Eine Aufforderung, so beobachtet in der Inszenierung Volksfeind for Future von Regisseur Volker Lösch und Autor Lothar Kittstein, dargeboten am Düsseldorfer Schauspielhaus. Mit Henrik Ibsens Drama Ein Volkfeind aus dem Jahr 1883 hat das Stück allerdings nur ein Drittel seines Titels sowie dessen Konflikt um Moral versus Kommerz gemein. Lösch und Kittstein transportieren die Handlung um den Badearzt Dr. Stockmann, der publik machen will, dass das Wasser des Kurbads, das jährlich tausende von zahlenden Gästen in die Stadt lockt, vergiftet ist und daher von den Honorationen der Stadt, die hierdurch große finanzielle Einbußen befürchten, mundtot gemacht werden muss, in die Gegenwart und setzen sie in die „schönste Stadt am Rhein“ nach Düsseldorf (naja…), welche den Zuschlag für den Bau eines Tesla-Werks bekommt. Die grüne Oberbürgermeisterin (Minna Wündrich) freut sich über den Schritt, den ihre Stadt in die grüne Zukunft macht und der Geschäftsführer (Rainer Philippi) freut sich über volle Taschen ob der steigenden Auftragslage für E-Autos. Gegenwind kommt ausgerechnet von den Kindern der OB, von ihrer Tochter (Cennet Rüya Voß) und ihrem Sohn (Charlie Schrein), die sich etablieren als Sprachrohr ihrer Generation, informiert, belesen, kritisch und auf Krawall gebürstet und Fakten liefern über die Heuchelei, die vonstatten geht, denn sie klagen an: E-Autos sind keine Alternative, sie werden zu den immer noch produzierten Fahrzeugen mit Verbrennungsmotor hinzukommen, sind nur Zweit- oder Drittwagen und hiermit lediglich ein ziemlich teures gutes Gewissen vor einem Tag für Tag immer bedrohteren Klima. Argumente, die die Oberbürgermeisterin in ein Dilemma stürzen, zumal sie ihren Ehemann sowie den Vater der Kinder (Glenn Goltz) überzeugen und seinen linksradikalen Geist Vergangenheit wiedererwecken. Auch der Betriebsrat aus der Dieselindustrie (Jonas Friedrich Leonhardi) freut sich über die oppositionelle Haltung den E-Autos gegenüber, nicht, weil er die Umwelt retten will, nein, für ihn sind Verbrennungsmotoren, besonders der Diesel, das Alpha und Omega der Fortbewegung. Hierüber berichtet die vermeintlich der objektiven Sache verpflichtete Chefredakteurin der Rheinischen Rundschau (Claudia Hübbecker) in dem fadenscheinigen Versuch, allen Anwesenden eine Stimme zu geben.

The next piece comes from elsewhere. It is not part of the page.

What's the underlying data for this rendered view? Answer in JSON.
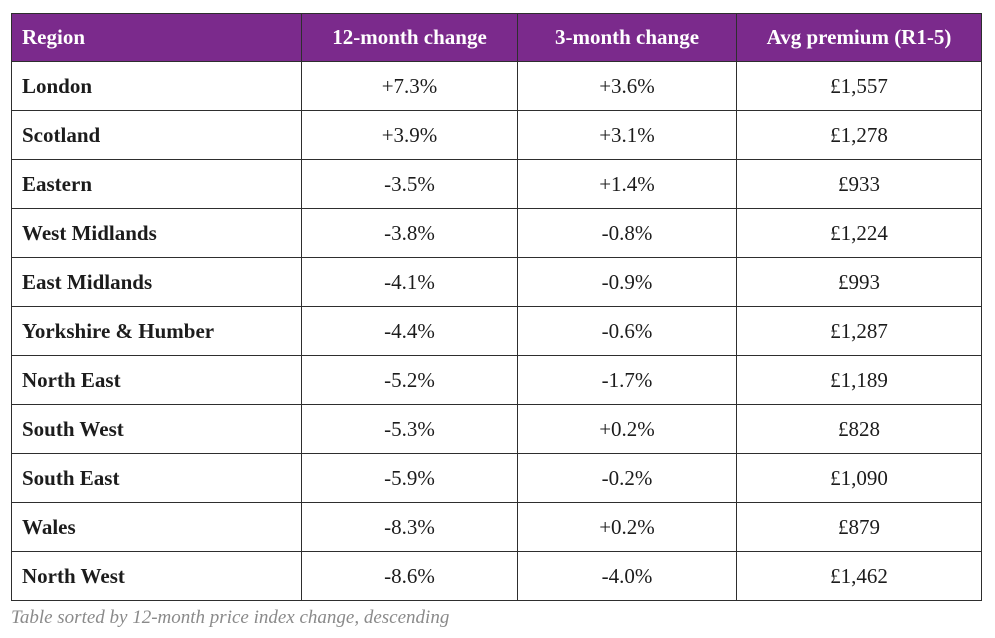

Eine Geschichte mit viel (Achtung, Verbrennungsmotor-Witz) Zündstoff also, die weiterhin befeuert wird durch einen für Regisseur Lösch typischen Chor an Laiendarsteller*innen, die allesamt eine direkte Verbundenheit zum Thema haben. Bei Volksfeind for Future sind das 20 junge Umweltaktivist*innen (Esra Atanasova, Nora Beisel, Lena Berghaus, René Boddice, Sara Lin Chen, Kester Elfroth, Nathanael Evers, Emma Fuhrmeister, Janna Gangolf, Sina Göttmann, Gesa van gen Hassend, Jan-Moritz Hoffmann, Greta Kolb, Oskar Lüttmann, Emilio Maestro, John-Frederik Reeg, Linus Reimann, Rebecca Roche, Juliane Sattler, Hanna Lei Shen), die – coronabedingt – dieses Mal nicht auf der Bühne stehen sondern immer wieder über höchst ansehnliche Videoeinspielungen (Robi Voigt) eine große Plattform für ihre Inhalte geboten bekommen.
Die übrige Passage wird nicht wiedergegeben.